NAFTALI BENNETT, PREMIER MINISTRE
SOUS CURATELLE
Par Jacques BENILLOUCHE
Il est trop tôt pour évaluer
l’ampleur des changements qui seront imprimés au pays car non seulement les
ministres doivent prendre place progressivement après une longue période
d’opposition, mais toutes les administrations, censées être officiellement
apolitiques, devront se plier aux directives imposées par les nouveaux
gouvernants. La nomination de Bennett a été imprévisible car il ne dispose que
de 7 sièges sur 120 à la Knesset, voire 6 après la défection de Amichai Chikli.

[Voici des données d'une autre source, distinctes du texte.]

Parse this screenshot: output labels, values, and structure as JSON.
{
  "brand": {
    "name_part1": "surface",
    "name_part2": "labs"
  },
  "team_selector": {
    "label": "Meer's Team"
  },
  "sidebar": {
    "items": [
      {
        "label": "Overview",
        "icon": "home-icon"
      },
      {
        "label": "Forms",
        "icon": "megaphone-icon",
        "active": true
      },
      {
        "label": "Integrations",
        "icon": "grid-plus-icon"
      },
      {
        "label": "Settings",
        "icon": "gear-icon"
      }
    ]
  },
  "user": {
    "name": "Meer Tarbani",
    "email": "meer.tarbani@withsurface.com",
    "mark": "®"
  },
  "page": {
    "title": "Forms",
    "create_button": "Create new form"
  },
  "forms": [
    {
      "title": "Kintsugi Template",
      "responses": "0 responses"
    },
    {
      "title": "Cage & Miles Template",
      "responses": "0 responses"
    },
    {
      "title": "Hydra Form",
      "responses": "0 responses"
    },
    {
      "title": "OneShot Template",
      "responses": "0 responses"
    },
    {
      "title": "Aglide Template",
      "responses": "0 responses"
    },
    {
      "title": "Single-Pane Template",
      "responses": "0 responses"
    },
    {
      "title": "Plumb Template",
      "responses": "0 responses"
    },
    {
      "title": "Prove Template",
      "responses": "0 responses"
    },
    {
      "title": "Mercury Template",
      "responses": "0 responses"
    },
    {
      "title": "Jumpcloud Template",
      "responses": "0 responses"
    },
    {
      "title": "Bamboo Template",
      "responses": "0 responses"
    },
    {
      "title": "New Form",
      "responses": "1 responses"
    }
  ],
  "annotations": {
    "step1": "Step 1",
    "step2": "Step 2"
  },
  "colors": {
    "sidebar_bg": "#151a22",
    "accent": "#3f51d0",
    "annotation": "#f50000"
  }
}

Par ailleurs, il n’a pas la carrure d’un premier ministre car il a oscillé d’un
bord à l’autre de l'échiquier politique et a hésité dans ses décisions pour
faire tanguer la balance politique de son côté à l’instar d’une girouette
tournant en fonction du vent politique. Il avait été tenté de retourner auprès
de ses amis naturels, mais il avait compris qu’il serait écrasé par les
personnalités de Bezalel Smotrich et d’Itamar Ben Gvir, des nationalistes purs
et durs.
La haine à son égard a explosé au
point qu’il a été accusé de traitrise par ses amis et par quelques feuilles de
choux francophones dont la violence n’a d’égale que leur insignifiance. Les
députés orthodoxes exigent à présent que Bennett «retire sa kippa, car il la
déshonore». Quand la religion se pare de politique, les limites de la décence
sont franchies. Mais la fureur des orthodoxes, qui ne sont plus au
gouvernement, s’explique
car leur financement sera dorénavant tari et il n'est pas impossible que dans les semaines à venir ils iront à Canossa.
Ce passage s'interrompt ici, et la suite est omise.